前年型と比べて最高出力はほぼ同じながら、中低速レスポンスの向上が図られている。
半乾燥で車重は140〜150kg。当時の取材では、エンジニアがRVFの推定130kg台に比べて、かなり重たいほうの部類に入ると語っていた。

1993年11月 ZXR400 鈴鹿8耐優勝記念限定車:伊藤ハムカラーを忠実に再現

400ccのZXR400には8耐優勝を記念してレプリカカラーが発売された。スタンダード仕様をベースに350台限定。タンク上面には記念ステッカーが貼られ、スポンサーステッカーが同梱されていた。

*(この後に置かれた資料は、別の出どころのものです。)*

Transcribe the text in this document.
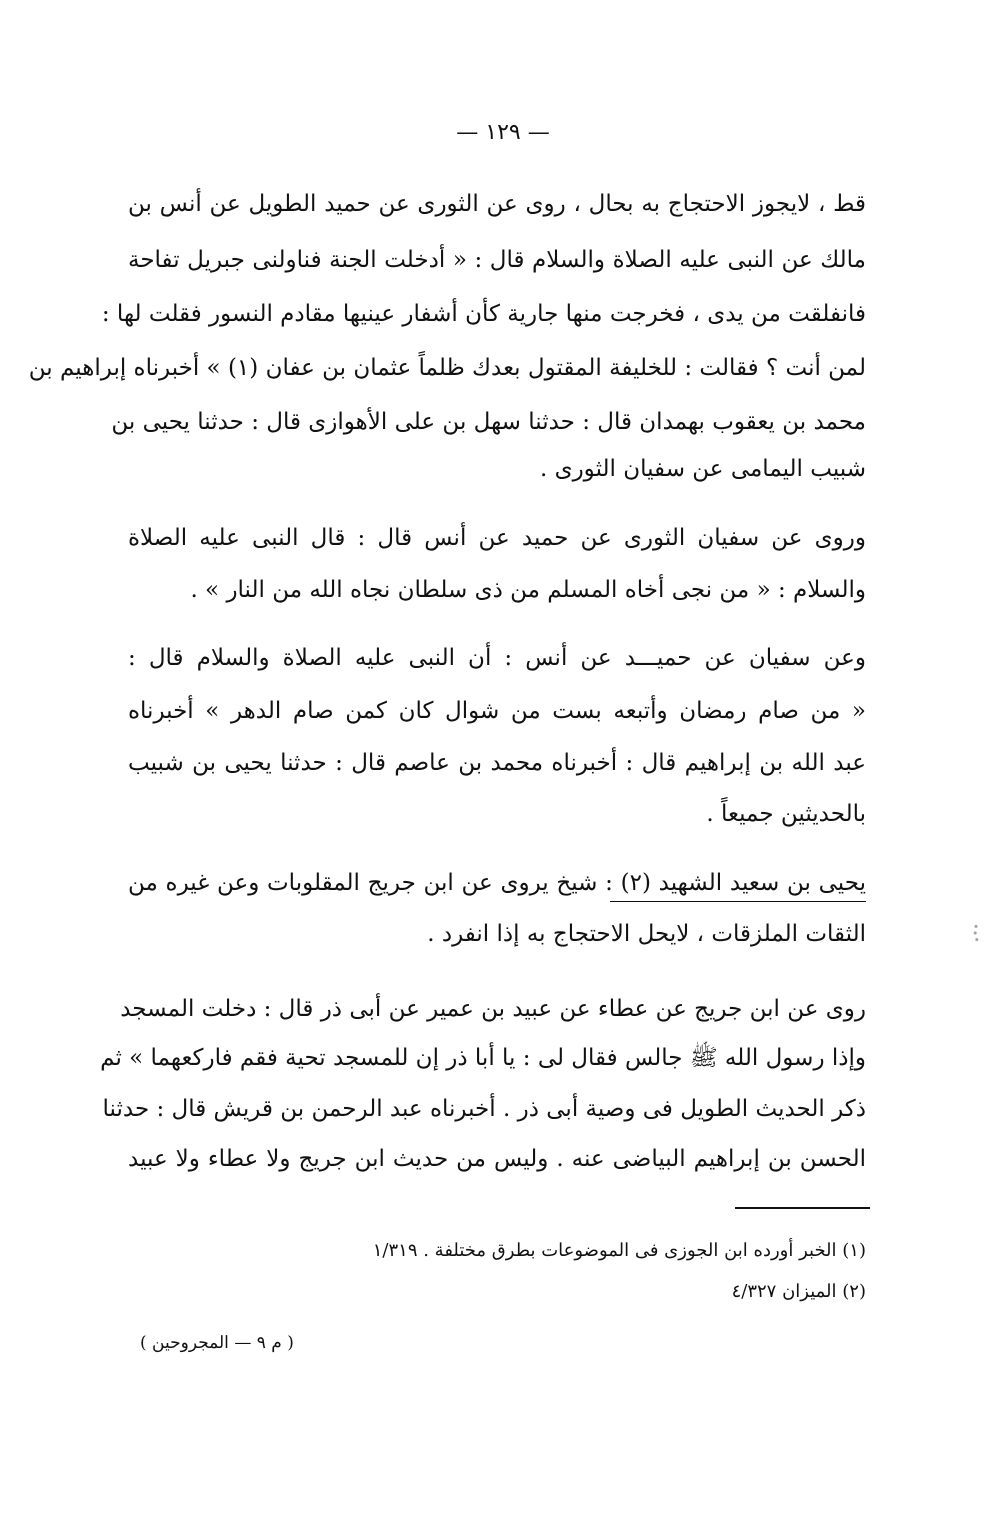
— ١٢٩ —
قط ، لايجوز الاحتجاج به بحال ، روى عن الثورى عن حميد الطويل عن أنس بن
مالك عن النبى عليه الصلاة والسلام قال : « أدخلت الجنة فناولنى جبريل تفاحة
فانفلقت من يدى ، فخرجت منها جارية كأن أشفار عينيها مقادم النسور فقلت لها :
لمن أنت ؟ فقالت : للخليفة المقتول بعدك ظلماً عثمان بن عفان (١) » أخبرناه إبراهيم بن
محمد بن يعقوب بهمدان قال : حدثنا سهل بن على الأهوازى قال : حدثنا يحيى بن
شبيب اليمامى عن سفيان الثورى .
وروى عن سفيان الثورى عن حميد عن أنس قال : قال النبى عليه الصلاة
والسلام : « من نجى أخاه المسلم من ذى سلطان نجاه الله من النار » .
وعن سفيان عن حميـــد عن أنس : أن النبى عليه الصلاة والسلام قال :
« من صام رمضان وأتبعه بست من شوال كان كمن صام الدهر » أخبرناه
عبد الله بن إبراهيم قال : أخبرناه محمد بن عاصم قال : حدثنا يحيى بن شبيب
بالحديثين جميعاً .
يحيى بن سعيد الشهيد (٢) : شيخ يروى عن ابن جريج المقلوبات وعن غيره من
الثقات الملزقات ، لايحل الاحتجاج به إذا انفرد .
روى عن ابن جريج عن عطاء عن عبيد بن عمير عن أبى ذر قال : دخلت المسجد
وإذا رسول الله ﷺ جالس فقال لى : يا أبا ذر إن للمسجد تحية فقم فاركعهما » ثم
ذكر الحديث الطويل فى وصية أبى ذر . أخبرناه عبد الرحمن بن قريش قال : حدثنا
الحسن بن إبراهيم البياضى عنه . وليس من حديث ابن جريج ولا عطاء ولا عبيد
(١) الخبر أورده ابن الجوزى فى الموضوعات بطرق مختلفة . ١/٣١٩
(٢) الميزان ٤/٣٢٧
( م ٩ — المجروحين )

[1993/11 ZXR400 鈴鹿8耐優勝記念限定車]■車重160kg(乾)■398cc 53ps 3.6kg-m ●当時価格:74.9万円

THE WORDS「そらカワサキに勝ってほしい。“真の王者”として」

ミスター・カワサキ

清原明彦氏 ’46年生まれ。開発ライダーとしてマッハやZ1、GPZ900R等を手がけつつ、’77年WGP西ドイツ・250決勝2位などレース戦績も抜群だ。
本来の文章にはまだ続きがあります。